A media release from i1 Biometrics notes that Harvard University and Boston University researchers found NCAA football players have six suspected concussions and 21 “dings” for every diagnosed concussion. The release states that several NCAA Division-I football teams are leveraging the Vector MouthGuard from i1 Biometrics as a way to accurately and consistently collect a detailed amount of individual data about head impacts sustained during practices and games.

Texas A&M reportedly is the latest major NCAA football program to adopt the Vector MouthGuard and the Impact Intelligence System from i1 Biometrics.
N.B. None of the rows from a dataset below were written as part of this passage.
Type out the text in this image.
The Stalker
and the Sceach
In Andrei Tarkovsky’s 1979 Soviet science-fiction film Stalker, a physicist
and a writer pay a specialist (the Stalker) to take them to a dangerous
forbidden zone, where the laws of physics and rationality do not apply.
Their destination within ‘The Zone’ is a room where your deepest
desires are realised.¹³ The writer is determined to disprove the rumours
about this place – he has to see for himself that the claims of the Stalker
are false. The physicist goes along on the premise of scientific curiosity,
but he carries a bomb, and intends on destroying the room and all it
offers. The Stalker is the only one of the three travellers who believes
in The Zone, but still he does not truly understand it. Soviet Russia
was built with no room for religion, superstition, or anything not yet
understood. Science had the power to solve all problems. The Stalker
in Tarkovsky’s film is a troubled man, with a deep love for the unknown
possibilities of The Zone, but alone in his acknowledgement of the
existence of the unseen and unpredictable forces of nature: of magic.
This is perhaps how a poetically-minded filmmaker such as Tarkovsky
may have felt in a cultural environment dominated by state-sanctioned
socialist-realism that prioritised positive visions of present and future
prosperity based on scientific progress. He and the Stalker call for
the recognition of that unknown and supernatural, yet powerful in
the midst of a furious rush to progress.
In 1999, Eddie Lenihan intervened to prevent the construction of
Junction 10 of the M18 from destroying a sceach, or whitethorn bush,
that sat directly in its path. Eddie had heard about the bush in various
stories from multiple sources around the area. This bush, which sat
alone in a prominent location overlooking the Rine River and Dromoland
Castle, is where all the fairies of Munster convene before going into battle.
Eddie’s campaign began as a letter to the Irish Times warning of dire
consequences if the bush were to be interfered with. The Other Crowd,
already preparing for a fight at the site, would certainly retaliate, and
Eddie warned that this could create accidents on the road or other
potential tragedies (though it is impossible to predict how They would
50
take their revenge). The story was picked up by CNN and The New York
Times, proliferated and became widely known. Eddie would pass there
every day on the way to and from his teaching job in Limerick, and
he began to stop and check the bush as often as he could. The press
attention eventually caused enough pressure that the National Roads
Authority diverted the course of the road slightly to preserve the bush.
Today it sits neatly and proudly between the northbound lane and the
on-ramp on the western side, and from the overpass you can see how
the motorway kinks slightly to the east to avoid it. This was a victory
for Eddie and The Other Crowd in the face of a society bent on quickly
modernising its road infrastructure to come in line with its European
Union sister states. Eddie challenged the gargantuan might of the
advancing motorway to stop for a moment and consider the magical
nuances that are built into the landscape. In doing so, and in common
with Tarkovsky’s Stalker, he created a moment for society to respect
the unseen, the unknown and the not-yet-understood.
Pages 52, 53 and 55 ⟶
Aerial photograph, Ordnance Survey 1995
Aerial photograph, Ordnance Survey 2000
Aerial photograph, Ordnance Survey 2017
Louisiana State University wore the sensing devices in 2014 and the University of Kansas and the University of South Carolina announced earlier this month that Jayhawk and Gamecock players will wear the high tech mouthguards in 2015.

“The Texas A&M University Athletic Department is highly committed in the management of sports concussions,” said David Weir, Athletic Trainer at Texas A&M. “This technology allows us to better monitor impacts, force, and location of those impacts in our football players.”

The Vector MouthGuard reportedly uses an algorithm to measure, translate, and transfer data to a handheld, mobile device used by trainers on the sidelines. The data can show the magnitude, location, and direction of the impact, which can assist the athletic training staff with not only real-time awareness of forces for further medical evaluation of players, but also for post-event understanding of how those forces affect individual athletes over time.